When we reviewed the attempts of 81-year-old Cecilia Giménez to restore the Ecce Homo fresco by Elijah García Martínez in the Sanctuary of Mercy church in Zaragoza, we noted that whilst Specsavers missed the opportunity to include the “restoration” in their advertising campaign, others had begun to capitalize on its notoriety.  In the first four days, the church realized €2,000 from entry fees, and now one year on, the fresco has drawn more than 40,000 and raised in excess of €50,000 for a local charity in the town of Borja.  The Guardian reports that Giménez and a local council are to sign a deal to share profits from merchandise featuring the image.

Although any suggestion of causality would be misplaced, we can report that the Mona Lisa, (a.k.a. Lisa Gherardini) is probably spinning in her grave, though not at the possibility of a similar disfigurement since La Gioconda is safely behind bullet-proof glass.  However, in yet another tomb opening/DNA examination exercise, it is reported that scientists have opened a tomb in Firenze with a view of extracting DNA in an attempt to identify the model for da Vinci’s famous painting.

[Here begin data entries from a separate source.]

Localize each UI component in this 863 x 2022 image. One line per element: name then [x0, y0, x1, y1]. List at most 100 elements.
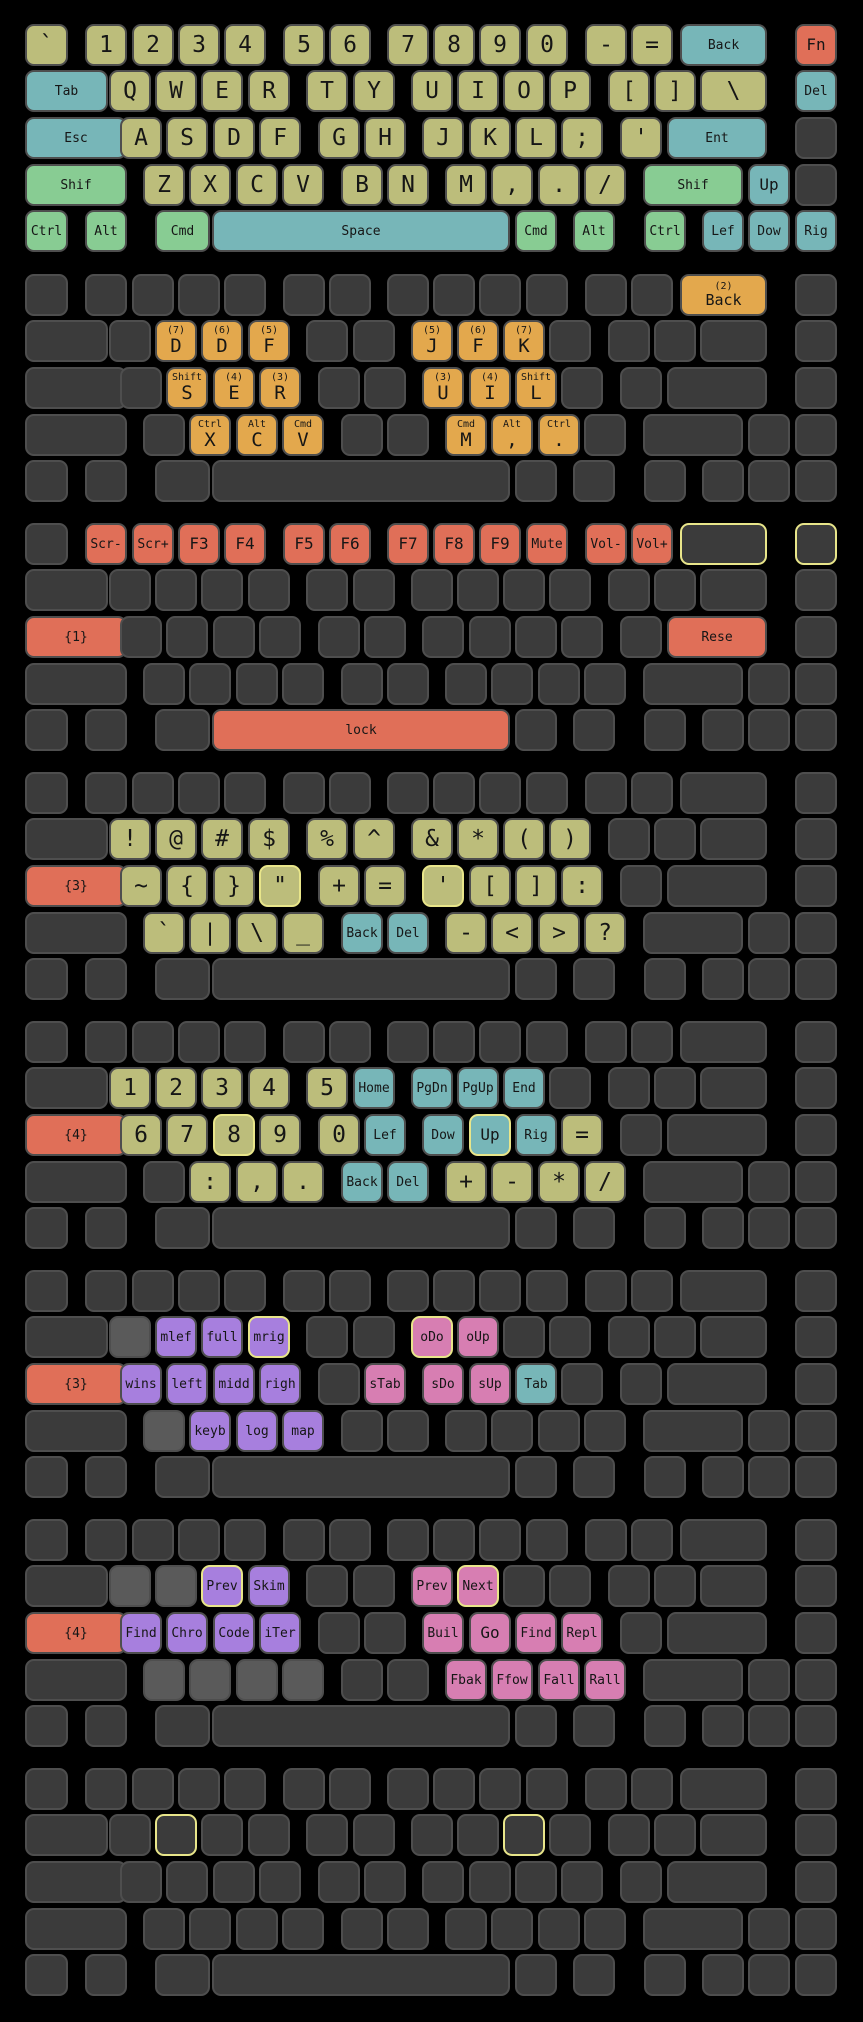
key-blank — [795, 1768, 837, 1810]
key-r: R — [248, 70, 290, 112]
key-buil: Buil — [422, 1612, 464, 1654]
key-f7: F7 — [387, 523, 429, 565]
key-0: 0 — [526, 24, 568, 66]
key-label: % — [320, 825, 334, 852]
key-label: F5 — [294, 534, 314, 553]
key-u: U — [411, 70, 453, 112]
key-blank — [549, 1067, 591, 1109]
key-blank — [620, 1363, 662, 1405]
key-blank — [25, 274, 68, 316]
key-blank — [795, 772, 837, 814]
key-label: Alt — [94, 223, 118, 239]
key-blank — [515, 958, 557, 1000]
key-blank — [329, 1519, 371, 1561]
key-blank — [236, 663, 278, 705]
key-label: Y — [367, 77, 381, 104]
key-repl: Repl — [561, 1612, 603, 1654]
key-blank — [515, 616, 557, 658]
key-blank — [85, 1768, 127, 1810]
key-caret: ^ — [353, 818, 395, 860]
key-y: Y — [353, 70, 395, 112]
key-label: D — [227, 124, 241, 151]
key-4: {4} — [25, 1612, 127, 1654]
key-blank — [85, 958, 127, 1000]
key-blank — [748, 709, 790, 751]
key-label: S — [181, 382, 193, 404]
key-minus: - — [585, 24, 627, 66]
key-skim: Skim — [248, 1565, 290, 1607]
key-blank — [515, 709, 557, 751]
key-question: ? — [584, 912, 626, 954]
key-lock: lock — [212, 709, 510, 751]
key-label: ] — [668, 77, 682, 104]
key-odo: oDo — [411, 1316, 453, 1358]
key-label: Shif — [677, 177, 709, 193]
key-1: {1} — [25, 616, 127, 658]
key-label: V — [297, 429, 309, 451]
key-5: 5 — [306, 1067, 348, 1109]
key-blank — [795, 274, 837, 316]
key-shif: Shif — [25, 164, 127, 206]
key-d: (6) D — [201, 320, 243, 362]
key-blank — [224, 274, 266, 316]
key-prev: Prev — [201, 1565, 243, 1607]
key-label: U — [425, 77, 439, 104]
key-blank — [585, 772, 627, 814]
key-label: E — [228, 382, 240, 404]
key-blank — [608, 1067, 650, 1109]
key-plus: + — [445, 1161, 487, 1203]
key-pgup: PgUp — [457, 1067, 499, 1109]
key-blank — [201, 569, 243, 611]
key-label: J — [426, 335, 438, 357]
key-blank — [25, 460, 68, 502]
key-blank — [178, 1768, 220, 1810]
key-blank — [306, 320, 348, 362]
key-blank — [364, 616, 406, 658]
key-label: ` — [39, 31, 54, 58]
key-blank — [387, 274, 429, 316]
key-label: D — [216, 335, 228, 357]
key-label: Fn — [806, 35, 826, 54]
key-label: . — [552, 171, 566, 198]
key-label: midd — [218, 1376, 250, 1392]
key-blank — [795, 1161, 837, 1203]
key-label: ! — [123, 825, 137, 852]
key-label: } — [227, 872, 241, 899]
key-blank — [212, 1456, 510, 1498]
key-label: F — [273, 124, 287, 151]
key-blank — [702, 1954, 744, 1996]
key-blank — [25, 1659, 127, 1701]
key-label: = — [378, 872, 392, 899]
key-label: F7 — [398, 534, 418, 553]
key-minus: - — [491, 1161, 533, 1203]
key-blank — [155, 1814, 197, 1856]
key-f: F — [259, 117, 301, 159]
key-blank — [795, 367, 837, 409]
key-label: L — [529, 124, 543, 151]
key-label: I — [484, 382, 496, 404]
key-rbracket: ] — [515, 865, 557, 907]
key-blank — [608, 569, 650, 611]
key-lbrace: { — [166, 865, 208, 907]
key-blank — [132, 1270, 174, 1312]
key-comma: , — [236, 1161, 278, 1203]
key-g: G — [318, 117, 360, 159]
key-blank — [25, 1565, 108, 1607]
key-blank — [445, 663, 487, 705]
key-blank — [469, 616, 511, 658]
key-blank — [120, 367, 162, 409]
key-blank — [584, 663, 626, 705]
key-0: 0 — [318, 1114, 360, 1156]
key-9: 9 — [479, 24, 521, 66]
key-label: M — [459, 171, 473, 198]
key-label: K — [483, 124, 497, 151]
key-blank — [680, 1768, 767, 1810]
key-ent: Ent — [667, 117, 767, 159]
key-blank — [120, 1861, 162, 1903]
key-blank — [654, 1814, 696, 1856]
key-blank — [189, 1659, 231, 1701]
key-label: ` — [157, 919, 171, 946]
key-label: Esc — [64, 130, 88, 146]
key-f: (5) F — [248, 320, 290, 362]
key-blank — [702, 958, 744, 1000]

And finally, one for the silly season

The BBC reports that a child support magistrate in the US has ordered that a baby’s first name be changed from “Messiah” to “Martin” on the grounds, she asserted, that the only true messiah is Jesus. The parents of seven-month old Messiah DeShawn Martin had gone to court in Tennessee because they could not agree on his surname. The magistrate, Lu Ann Ballew, ordered that the child’s first name should be changed as well because “The word Messiah is a title and it’s a title that has only been earned by one person and that one person is Jesus Christ”. So the baby is now Martin DeShawn McCullough, which gives him both his parents’ last names.

Er, First Amendment, anyone? Congress shall make no law respecting an establishment of religion, or prohibiting the free exercise thereof; or abridging the freedom of speech… According to Religion Clause the child’s mother is appealing the magistrate’s decision to the Tennessee Chancery Court and a hearing is scheduled for 17 September. Which is no great surprise: if the decision doesn’t fail on the establishment limb of the First Amendment it probably violates the free speech limb.

(Incidentally re titles, “earl” is also a title – but that did not seem to bother Earl Warren CJ of the US Supreme Court.)